Aug
29
2009
Once More, With Feeling!
Author: administratorHere’s a post I started a month ago, and was waiting to post with some pictures. Better late than never, I guess…
Newsflash: my kids are dramatic.
I know what you’re thinking…”What? Not possible, with parents as contrite and calm as these…” But I have recently become even more assured that we did the right thing in choosing a performing arts school for our kids to attend. Last week Max participated in his first-ever all-school musical. And it? Was. Awesome! I was blown away by the talent of the lead kids (all 5th and 6th graders) and impressed that every one of the kids in school participated and looked happy to be doing so. Max portrayed a tree with great success.


I’m already looking forward to next year’s show…whatever it may be. The teachers WRITE a new show EVERY YEAR. Did I mention that my kids have the greatest school ever? I commend the wisdom of their parents’ decision to live in a city with so many fabulous school choices…
Meanwhile, the middle child is honing his thespian skills at home by being a general ham. My favorite thing about Ollie is, hands-down, his enthusiasm for life. Everything is so…!!! Some recent favorites:
- “Look! I pee! I DID IT! There’s bubbles, and they POPPIN’!”
- “MAMA! I GOT DA BOOGER IN MA NOSE!”
- I said I gonna poop and get a lollipop and I poop on the potty AND I DID IT!!!
- That’s my friend Seth! Oh, he’s my friend and he’s a baby! He’s so cute! Oh, that be so NICE!
- LOOK! MAMA! A SQUIRREL! (addendum: we have a huge oak tree in our backyard that provides shelter and food for three squirrels, but every time he goes by the big kitchen window it is like the most pleasant surprise ever to see his squirrel friends. He then rushes outside to greet them personally and, I kid you not, they have grown so accustomed to this that they don’t even run away.)

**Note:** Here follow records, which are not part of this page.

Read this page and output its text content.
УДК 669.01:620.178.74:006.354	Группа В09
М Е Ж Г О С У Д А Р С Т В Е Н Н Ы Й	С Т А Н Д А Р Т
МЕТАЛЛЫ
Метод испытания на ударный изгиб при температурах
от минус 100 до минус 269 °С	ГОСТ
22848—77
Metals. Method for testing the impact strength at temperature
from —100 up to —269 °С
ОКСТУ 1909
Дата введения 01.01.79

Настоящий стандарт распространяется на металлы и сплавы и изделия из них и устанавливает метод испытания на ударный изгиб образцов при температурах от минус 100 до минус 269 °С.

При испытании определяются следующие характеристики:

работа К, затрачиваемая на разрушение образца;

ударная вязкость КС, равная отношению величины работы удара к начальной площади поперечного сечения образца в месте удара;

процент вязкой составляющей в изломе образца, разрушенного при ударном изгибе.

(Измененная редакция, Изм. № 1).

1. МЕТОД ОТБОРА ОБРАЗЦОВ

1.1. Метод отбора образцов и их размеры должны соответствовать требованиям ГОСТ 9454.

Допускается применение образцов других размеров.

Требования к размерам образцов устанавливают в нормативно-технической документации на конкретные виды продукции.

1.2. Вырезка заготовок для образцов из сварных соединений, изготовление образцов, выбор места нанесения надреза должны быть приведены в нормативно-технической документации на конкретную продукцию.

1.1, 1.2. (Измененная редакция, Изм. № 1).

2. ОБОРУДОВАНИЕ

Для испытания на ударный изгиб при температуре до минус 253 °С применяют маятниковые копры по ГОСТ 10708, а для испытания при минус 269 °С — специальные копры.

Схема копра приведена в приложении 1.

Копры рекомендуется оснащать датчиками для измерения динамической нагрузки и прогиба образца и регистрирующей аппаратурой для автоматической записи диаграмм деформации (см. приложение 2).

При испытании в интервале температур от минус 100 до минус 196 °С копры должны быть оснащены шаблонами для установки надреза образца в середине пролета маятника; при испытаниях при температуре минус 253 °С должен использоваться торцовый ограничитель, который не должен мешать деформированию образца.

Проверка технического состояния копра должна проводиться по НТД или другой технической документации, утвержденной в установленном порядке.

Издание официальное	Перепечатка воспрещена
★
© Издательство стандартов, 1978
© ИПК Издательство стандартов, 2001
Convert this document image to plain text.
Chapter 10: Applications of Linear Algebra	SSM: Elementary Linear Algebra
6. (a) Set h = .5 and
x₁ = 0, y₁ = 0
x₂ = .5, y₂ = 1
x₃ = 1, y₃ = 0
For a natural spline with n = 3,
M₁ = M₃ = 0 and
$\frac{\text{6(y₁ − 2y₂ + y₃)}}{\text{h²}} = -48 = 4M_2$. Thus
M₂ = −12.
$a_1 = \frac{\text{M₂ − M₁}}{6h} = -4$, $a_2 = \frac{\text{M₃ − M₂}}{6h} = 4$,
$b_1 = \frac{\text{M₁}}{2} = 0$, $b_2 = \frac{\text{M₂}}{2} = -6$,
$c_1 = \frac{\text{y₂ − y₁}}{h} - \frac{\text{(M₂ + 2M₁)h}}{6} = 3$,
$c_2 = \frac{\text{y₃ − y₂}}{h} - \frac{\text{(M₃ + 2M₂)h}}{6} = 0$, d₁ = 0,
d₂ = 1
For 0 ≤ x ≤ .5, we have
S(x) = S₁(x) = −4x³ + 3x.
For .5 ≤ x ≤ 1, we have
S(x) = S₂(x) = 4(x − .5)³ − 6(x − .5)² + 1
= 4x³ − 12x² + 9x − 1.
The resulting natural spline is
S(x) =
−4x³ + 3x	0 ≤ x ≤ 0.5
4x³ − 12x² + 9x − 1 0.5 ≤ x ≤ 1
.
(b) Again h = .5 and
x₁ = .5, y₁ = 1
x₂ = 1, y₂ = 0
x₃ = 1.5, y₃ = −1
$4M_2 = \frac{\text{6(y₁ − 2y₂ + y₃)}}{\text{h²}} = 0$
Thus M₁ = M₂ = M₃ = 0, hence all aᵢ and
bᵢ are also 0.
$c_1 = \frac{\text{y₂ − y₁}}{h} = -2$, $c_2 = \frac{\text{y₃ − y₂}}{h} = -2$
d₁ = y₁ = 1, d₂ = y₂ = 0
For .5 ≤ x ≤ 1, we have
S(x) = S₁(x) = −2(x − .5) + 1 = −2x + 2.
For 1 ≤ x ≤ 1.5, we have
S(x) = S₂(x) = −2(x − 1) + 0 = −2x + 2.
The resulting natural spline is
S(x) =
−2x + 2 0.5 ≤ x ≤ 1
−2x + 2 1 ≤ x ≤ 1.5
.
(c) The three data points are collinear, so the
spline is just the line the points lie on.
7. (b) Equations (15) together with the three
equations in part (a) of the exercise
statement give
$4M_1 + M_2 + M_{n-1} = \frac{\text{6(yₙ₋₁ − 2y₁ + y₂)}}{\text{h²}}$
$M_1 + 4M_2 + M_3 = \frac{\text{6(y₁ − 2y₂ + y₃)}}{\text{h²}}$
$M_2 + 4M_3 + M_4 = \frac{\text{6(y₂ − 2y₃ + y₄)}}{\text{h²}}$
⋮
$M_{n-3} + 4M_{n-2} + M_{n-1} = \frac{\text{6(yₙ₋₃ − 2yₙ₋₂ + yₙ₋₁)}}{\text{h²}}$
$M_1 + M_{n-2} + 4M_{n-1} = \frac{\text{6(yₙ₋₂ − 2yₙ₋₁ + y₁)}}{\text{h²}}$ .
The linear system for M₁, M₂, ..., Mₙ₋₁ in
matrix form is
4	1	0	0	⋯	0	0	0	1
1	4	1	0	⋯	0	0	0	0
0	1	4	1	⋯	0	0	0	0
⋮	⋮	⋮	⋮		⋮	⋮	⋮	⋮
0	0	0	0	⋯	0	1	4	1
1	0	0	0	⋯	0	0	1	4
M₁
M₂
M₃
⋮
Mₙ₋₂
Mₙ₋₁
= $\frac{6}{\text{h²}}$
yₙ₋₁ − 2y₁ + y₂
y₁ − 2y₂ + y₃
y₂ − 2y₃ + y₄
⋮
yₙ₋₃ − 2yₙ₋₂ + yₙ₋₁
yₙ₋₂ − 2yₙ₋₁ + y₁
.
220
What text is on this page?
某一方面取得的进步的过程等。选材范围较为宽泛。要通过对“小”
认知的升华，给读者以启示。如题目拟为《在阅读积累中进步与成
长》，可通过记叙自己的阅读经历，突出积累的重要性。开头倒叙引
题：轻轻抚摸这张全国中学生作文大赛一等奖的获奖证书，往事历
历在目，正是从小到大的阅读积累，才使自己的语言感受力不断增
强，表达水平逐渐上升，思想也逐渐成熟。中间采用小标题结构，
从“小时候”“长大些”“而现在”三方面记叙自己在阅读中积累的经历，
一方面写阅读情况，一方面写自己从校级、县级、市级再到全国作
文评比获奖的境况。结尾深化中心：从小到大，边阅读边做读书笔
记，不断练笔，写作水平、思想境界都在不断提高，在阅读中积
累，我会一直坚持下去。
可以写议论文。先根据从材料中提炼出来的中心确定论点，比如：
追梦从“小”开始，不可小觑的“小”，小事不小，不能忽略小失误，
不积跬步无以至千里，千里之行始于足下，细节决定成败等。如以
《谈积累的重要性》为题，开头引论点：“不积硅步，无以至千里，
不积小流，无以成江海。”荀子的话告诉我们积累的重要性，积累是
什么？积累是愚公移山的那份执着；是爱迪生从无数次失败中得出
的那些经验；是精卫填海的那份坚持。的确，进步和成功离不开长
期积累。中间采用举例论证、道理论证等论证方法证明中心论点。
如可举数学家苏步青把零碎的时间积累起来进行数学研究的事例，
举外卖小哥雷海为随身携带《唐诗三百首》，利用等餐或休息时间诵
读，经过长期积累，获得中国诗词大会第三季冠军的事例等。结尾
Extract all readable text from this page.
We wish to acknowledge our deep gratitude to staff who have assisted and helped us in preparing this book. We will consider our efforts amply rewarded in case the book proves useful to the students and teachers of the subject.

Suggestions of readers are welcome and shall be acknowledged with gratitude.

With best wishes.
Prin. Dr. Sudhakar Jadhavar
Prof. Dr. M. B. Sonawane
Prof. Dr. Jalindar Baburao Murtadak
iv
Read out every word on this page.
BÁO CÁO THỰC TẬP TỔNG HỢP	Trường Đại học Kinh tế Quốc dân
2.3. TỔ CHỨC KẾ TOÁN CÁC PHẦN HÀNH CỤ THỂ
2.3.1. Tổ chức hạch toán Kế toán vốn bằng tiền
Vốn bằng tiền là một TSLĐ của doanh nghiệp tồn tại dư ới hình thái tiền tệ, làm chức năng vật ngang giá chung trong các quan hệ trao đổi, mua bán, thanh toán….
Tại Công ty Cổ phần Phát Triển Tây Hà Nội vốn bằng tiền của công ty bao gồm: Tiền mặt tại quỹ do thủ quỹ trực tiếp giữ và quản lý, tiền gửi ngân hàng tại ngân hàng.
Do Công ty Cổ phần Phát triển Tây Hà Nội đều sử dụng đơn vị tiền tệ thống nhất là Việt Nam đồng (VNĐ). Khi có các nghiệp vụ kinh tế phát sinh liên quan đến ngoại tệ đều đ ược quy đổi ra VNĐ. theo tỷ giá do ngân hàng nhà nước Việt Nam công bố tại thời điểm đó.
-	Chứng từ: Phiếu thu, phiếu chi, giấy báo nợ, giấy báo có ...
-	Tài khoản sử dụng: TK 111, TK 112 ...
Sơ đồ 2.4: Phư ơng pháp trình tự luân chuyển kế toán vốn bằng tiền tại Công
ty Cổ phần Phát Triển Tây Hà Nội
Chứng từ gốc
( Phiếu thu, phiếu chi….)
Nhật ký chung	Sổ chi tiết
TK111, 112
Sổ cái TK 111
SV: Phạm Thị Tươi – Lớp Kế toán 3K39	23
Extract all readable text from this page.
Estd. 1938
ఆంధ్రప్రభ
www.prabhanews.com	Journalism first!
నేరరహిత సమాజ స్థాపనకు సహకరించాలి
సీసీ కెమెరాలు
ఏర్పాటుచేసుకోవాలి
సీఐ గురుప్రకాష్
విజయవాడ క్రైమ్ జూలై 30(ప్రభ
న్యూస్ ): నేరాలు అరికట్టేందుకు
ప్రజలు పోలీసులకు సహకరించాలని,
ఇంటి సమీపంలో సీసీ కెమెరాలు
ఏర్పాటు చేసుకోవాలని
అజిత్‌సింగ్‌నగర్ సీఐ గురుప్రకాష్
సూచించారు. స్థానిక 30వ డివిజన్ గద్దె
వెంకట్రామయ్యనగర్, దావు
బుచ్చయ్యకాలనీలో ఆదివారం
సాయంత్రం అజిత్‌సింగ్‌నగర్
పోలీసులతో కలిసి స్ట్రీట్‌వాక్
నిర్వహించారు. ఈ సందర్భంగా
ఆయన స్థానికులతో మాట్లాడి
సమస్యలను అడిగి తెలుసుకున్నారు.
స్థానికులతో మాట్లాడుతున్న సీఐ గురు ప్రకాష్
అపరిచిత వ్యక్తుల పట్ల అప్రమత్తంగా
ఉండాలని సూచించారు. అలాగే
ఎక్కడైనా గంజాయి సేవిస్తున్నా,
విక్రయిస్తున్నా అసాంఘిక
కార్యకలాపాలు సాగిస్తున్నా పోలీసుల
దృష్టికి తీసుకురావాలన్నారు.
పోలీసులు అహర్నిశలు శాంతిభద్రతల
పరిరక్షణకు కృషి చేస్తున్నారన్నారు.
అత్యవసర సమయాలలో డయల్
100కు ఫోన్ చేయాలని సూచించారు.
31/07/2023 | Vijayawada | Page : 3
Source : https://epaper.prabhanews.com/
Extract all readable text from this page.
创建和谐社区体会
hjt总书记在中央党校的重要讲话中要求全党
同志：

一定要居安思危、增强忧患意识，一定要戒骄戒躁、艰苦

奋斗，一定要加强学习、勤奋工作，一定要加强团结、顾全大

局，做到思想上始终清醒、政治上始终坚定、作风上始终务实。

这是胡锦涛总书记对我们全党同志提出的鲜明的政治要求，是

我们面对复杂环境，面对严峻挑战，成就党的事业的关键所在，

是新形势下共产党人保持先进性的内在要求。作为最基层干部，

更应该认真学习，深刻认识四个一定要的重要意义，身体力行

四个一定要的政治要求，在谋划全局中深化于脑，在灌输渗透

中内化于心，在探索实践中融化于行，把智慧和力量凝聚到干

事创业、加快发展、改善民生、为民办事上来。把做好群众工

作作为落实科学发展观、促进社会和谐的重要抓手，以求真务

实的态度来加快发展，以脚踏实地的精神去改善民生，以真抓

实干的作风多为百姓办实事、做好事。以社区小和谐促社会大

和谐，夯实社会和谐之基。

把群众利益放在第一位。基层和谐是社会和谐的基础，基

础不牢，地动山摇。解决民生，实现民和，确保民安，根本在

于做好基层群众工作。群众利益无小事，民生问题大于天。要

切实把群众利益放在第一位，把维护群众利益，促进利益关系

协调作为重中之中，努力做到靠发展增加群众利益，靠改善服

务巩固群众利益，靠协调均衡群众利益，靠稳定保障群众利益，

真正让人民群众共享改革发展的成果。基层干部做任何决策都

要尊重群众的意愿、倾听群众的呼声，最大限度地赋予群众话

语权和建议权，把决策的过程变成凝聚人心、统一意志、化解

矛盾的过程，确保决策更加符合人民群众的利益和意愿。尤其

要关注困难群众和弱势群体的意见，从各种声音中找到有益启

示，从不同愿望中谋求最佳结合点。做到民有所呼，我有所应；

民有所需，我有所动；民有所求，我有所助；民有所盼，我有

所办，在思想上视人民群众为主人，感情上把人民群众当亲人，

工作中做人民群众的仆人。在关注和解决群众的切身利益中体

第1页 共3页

Just EVERYTHING is such an exclamation-point moment for him. I love that. I think maybe I am meant to learn to express enthusiasm for life from him. I often feel things very strongly, but don’t always show it. It amazes me but people often say I seem so calm, when all the while inside a veritable windstorm tosses me from joy to frustration, amusement to irritation, triumph to guilt. I guess I say more than I show. In theatre, it’s important to show within the saying. I guess I could stand to revisit some of those old techniques. Oh, to be a kid and express so truly and effortlessly.